Yakın dönem Türk Sineması’nda içinden kasaba geçen filmlere baktığımızda temelde iki tipin baskınlığından söz edilebilir. İlki kasabanın salt gerçekliğini yansıtan, bunu yaparken de içeriği etkilememek için genelde mesafeli bir bakış koyan filmlerdir; 1950’lere dayanan köy gerçekliği filmlerini ve köy romanını takip eden bir gelenekten esinlenir, dram yönü ağır basar. Atıf Yılmaz’ın Eğreti Gelin’i ve Nuri Bilge Ceylan’ın özgün Kasaba’sı aslında böyle birer örnekken; film bazlı sıcaklığına rağmen doğal kalabilen Ahmet Uluçay’ın Karpuz Kabuğundan Gemiler Yapmak’ı bu grupta sayılabilir. Diğer türdeyse, ‘kasabamızı ve insanımızı sevelim’ tavrı, kaygısı yahut kavgası hakimdir. Hikayeler, çekimler, karakterler ‘sıcak’ olarak tasarlanır. Ve bu noktada kanımca; ‘samimiyete’ ne kadar vurgu varsa, film de o kadar samimiyetsizdir. Toprak ile üstündekilere duyduğu sevgiye filmin koşullanması ve izleyicisini ortak etmeye çalışarak koşullandırması; anlamayı azaltıp, yargılamayı arttıran(mesela dış mihraka yönelik?) bir dezavantaja da dönüştüğü görülür çoğu kez. Yine de imece usülü yapımıyla parıldayan Dondurmam Gaymak, eğlencesi ve enerjisiyle kurtaran Ata Demirer’in Eyvah Eyvah 2’si ve Çağan Irmak’ın biletini mendille beraber kestiği Babam ve Oğlum’u bir çırpıda sayılabilecek örnekler. Peki Muhalif Başkan? Onu ikinci gruba alarak sıranın arkalarına yollamak uygun olacak maalesef. Fark edilmeyeceği, fark edilse dahi önemsenmeyeceği ve sonra da silinip gidileceği bir yere…

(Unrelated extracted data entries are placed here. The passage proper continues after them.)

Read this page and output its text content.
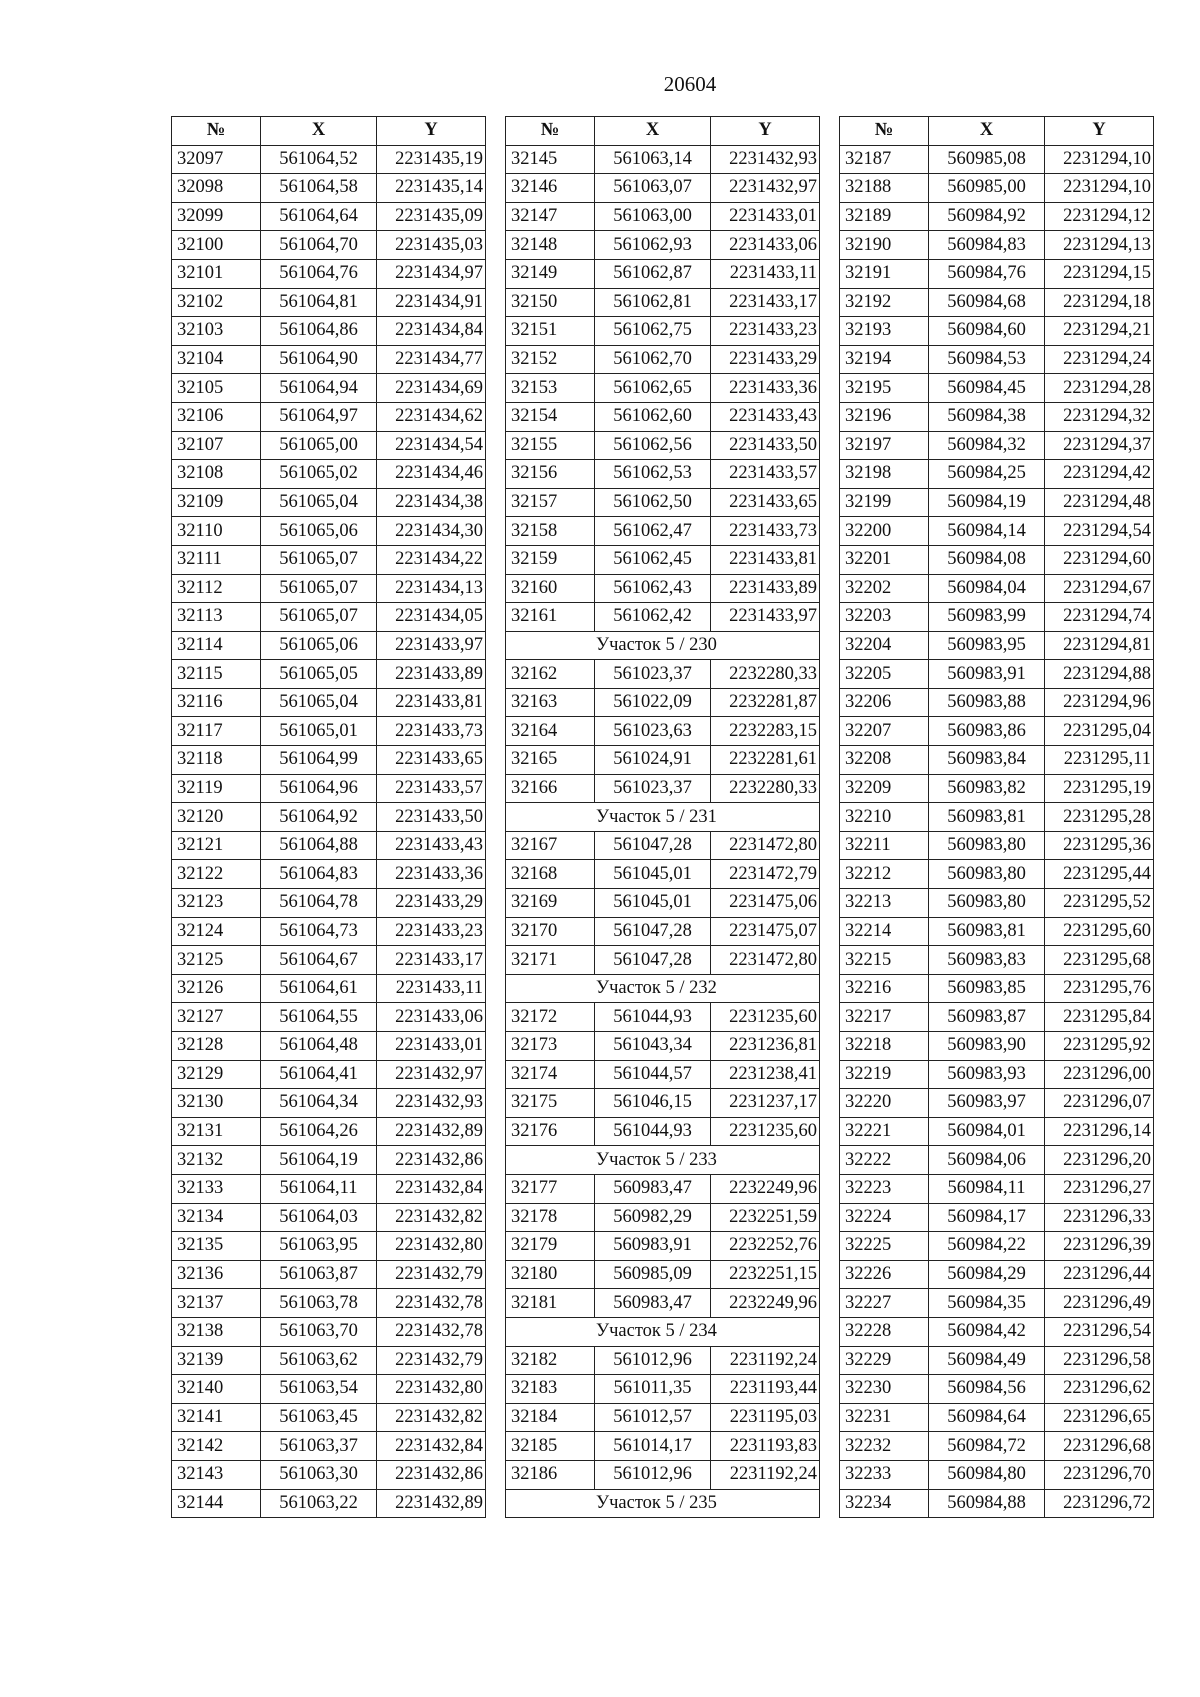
20604
№	X	Y
32097	561064,52	2231435,19
32098	561064,58	2231435,14
32099	561064,64	2231435,09
32100	561064,70	2231435,03
32101	561064,76	2231434,97
32102	561064,81	2231434,91
32103	561064,86	2231434,84
32104	561064,90	2231434,77
32105	561064,94	2231434,69
32106	561064,97	2231434,62
32107	561065,00	2231434,54
32108	561065,02	2231434,46
32109	561065,04	2231434,38
32110	561065,06	2231434,30
32111	561065,07	2231434,22
32112	561065,07	2231434,13
32113	561065,07	2231434,05
32114	561065,06	2231433,97
32115	561065,05	2231433,89
32116	561065,04	2231433,81
32117	561065,01	2231433,73
32118	561064,99	2231433,65
32119	561064,96	2231433,57
32120	561064,92	2231433,50
32121	561064,88	2231433,43
32122	561064,83	2231433,36
32123	561064,78	2231433,29
32124	561064,73	2231433,23
32125	561064,67	2231433,17
32126	561064,61	2231433,11
32127	561064,55	2231433,06
32128	561064,48	2231433,01
32129	561064,41	2231432,97
32130	561064,34	2231432,93
32131	561064,26	2231432,89
32132	561064,19	2231432,86
32133	561064,11	2231432,84
32134	561064,03	2231432,82
32135	561063,95	2231432,80
32136	561063,87	2231432,79
32137	561063,78	2231432,78
32138	561063,70	2231432,78
32139	561063,62	2231432,79
32140	561063,54	2231432,80
32141	561063,45	2231432,82
32142	561063,37	2231432,84
32143	561063,30	2231432,86
32144	561063,22	2231432,89
№	X	Y
32145	561063,14	2231432,93
32146	561063,07	2231432,97
32147	561063,00	2231433,01
32148	561062,93	2231433,06
32149	561062,87	2231433,11
32150	561062,81	2231433,17
32151	561062,75	2231433,23
32152	561062,70	2231433,29
32153	561062,65	2231433,36
32154	561062,60	2231433,43
32155	561062,56	2231433,50
32156	561062,53	2231433,57
32157	561062,50	2231433,65
32158	561062,47	2231433,73
32159	561062,45	2231433,81
32160	561062,43	2231433,89
32161	561062,42	2231433,97
Участок 5 / 230		
32162	561023,37	2232280,33
32163	561022,09	2232281,87
32164	561023,63	2232283,15
32165	561024,91	2232281,61
32166	561023,37	2232280,33
Участок 5 / 231		
32167	561047,28	2231472,80
32168	561045,01	2231472,79
32169	561045,01	2231475,06
32170	561047,28	2231475,07
32171	561047,28	2231472,80
Участок 5 / 232		
32172	561044,93	2231235,60
32173	561043,34	2231236,81
32174	561044,57	2231238,41
32175	561046,15	2231237,17
32176	561044,93	2231235,60
Участок 5 / 233		
32177	560983,47	2232249,96
32178	560982,29	2232251,59
32179	560983,91	2232252,76
32180	560985,09	2232251,15
32181	560983,47	2232249,96
Участок 5 / 234		
32182	561012,96	2231192,24
32183	561011,35	2231193,44
32184	561012,57	2231195,03
32185	561014,17	2231193,83
32186	561012,96	2231192,24
Участок 5 / 235		
№	X	Y
32187	560985,08	2231294,10
32188	560985,00	2231294,10
32189	560984,92	2231294,12
32190	560984,83	2231294,13
32191	560984,76	2231294,15
32192	560984,68	2231294,18
32193	560984,60	2231294,21
32194	560984,53	2231294,24
32195	560984,45	2231294,28
32196	560984,38	2231294,32
32197	560984,32	2231294,37
32198	560984,25	2231294,42
32199	560984,19	2231294,48
32200	560984,14	2231294,54
32201	560984,08	2231294,60
32202	560984,04	2231294,67
32203	560983,99	2231294,74
32204	560983,95	2231294,81
32205	560983,91	2231294,88
32206	560983,88	2231294,96
32207	560983,86	2231295,04
32208	560983,84	2231295,11
32209	560983,82	2231295,19
32210	560983,81	2231295,28
32211	560983,80	2231295,36
32212	560983,80	2231295,44
32213	560983,80	2231295,52
32214	560983,81	2231295,60
32215	560983,83	2231295,68
32216	560983,85	2231295,76
32217	560983,87	2231295,84
32218	560983,90	2231295,92
32219	560983,93	2231296,00
32220	560983,97	2231296,07
32221	560984,01	2231296,14
32222	560984,06	2231296,20
32223	560984,11	2231296,27
32224	560984,17	2231296,33
32225	560984,22	2231296,39
32226	560984,29	2231296,44
32227	560984,35	2231296,49
32228	560984,42	2231296,54
32229	560984,49	2231296,58
32230	560984,56	2231296,62
32231	560984,64	2231296,65
32232	560984,72	2231296,68
32233	560984,80	2231296,70
32234	560984,88	2231296,72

Anlamı ve anlatımı itibariyle maalesef hiçbir yenilik/özellik getirmeyen Muhalif Başkan’ın özeti için: ‘dürüst bir belediye başkanının hayta oğlunun, türlü entrikalarla başkan olmak isteyen rakibinin sorumluluk sahibi kızıyla olan aşkı ve evliliğe giden bu çetrefilli yolda yaşadığı ‘acı tatlı olaylar’la birlikte sosyoekonomik anlamda darboğazdan geçen kasabanın yeni çözümler denediği bir dönemde bu rekabetin kasaba(lı)ya etkileridir’ yazılabilir. Konunun klişeliği bir yana, film küçük detaylarda bile yakalayamıyor insanı. Açı-karşı açı çekimlerinin belirgin yapaylığı, diyaloglardaki aksamalar, başta başkanın oğlu olmak üzere karakterlerin kendi içlerindeki ve olaylardaki tutarsızlıklar… ‘Baldızını da al git’, ‘anti-kozmik ev’, ‘Amerika arkamızdan çekilmiyor’ gibi 90’lı yılları hatırlatan tarzda demode bir üslupla verilen siyasi yergiler, gören gözleri bile kalın parmaklarla kör ediyor. Ferhan Şensoy’un üstün siyasi ve muhalif mizahı, alaycı tavrı bile filme sirayet etmemiş. Bunun yerine son derece didaktik, ahlakçı, ‘namuslu olursanız madden kaybeder, manen kazanırsınız’ tadındaki bayatlamış mesaj sürekli yineleniyor. Üstelik filmin ikinci yarısıyla birlikte ‘güzellik yarışması’ bahanesiyle seyre arz edilen Rus kızlarının; genelde yazın gösterime giren, liseli ve liseci filmleri hatırlatan ve komik de olamayan sahneleriyle de can sıkıyor. Rus manken kızlar geliyor ve hacı(Ali Uyandıran) karakteri dahil abazan emellere maruz kalıyorlar. Anlamıyorlar olan biteni ve zaten bundan da pek şikayetçi değiller. Oysa Türk manken kızlar gelseydi, ‘bacımız, namusumuz’ olacaktı? Aslında bu; Türk Sineması’nın, hatta toplumunun geneline yayılan üstü örtülü bir ırkçılık/riyakarlık gibi. Sözgelimi spor gazetelerinde yabancı futbolcularının eşlerinin ‘seksi fotoğrafları için tıklayınız gazeteciliği’ boy boyken, yerliler için böyle bir şeyin yapılmasının hayali dahi mümkün değil. Muhalif Başkan’da da aynı tavır sürüyor; Rus kızlara ulaşmak için tek engel yerli kocaların yerli ve haşin karıları. Ne mizah ama!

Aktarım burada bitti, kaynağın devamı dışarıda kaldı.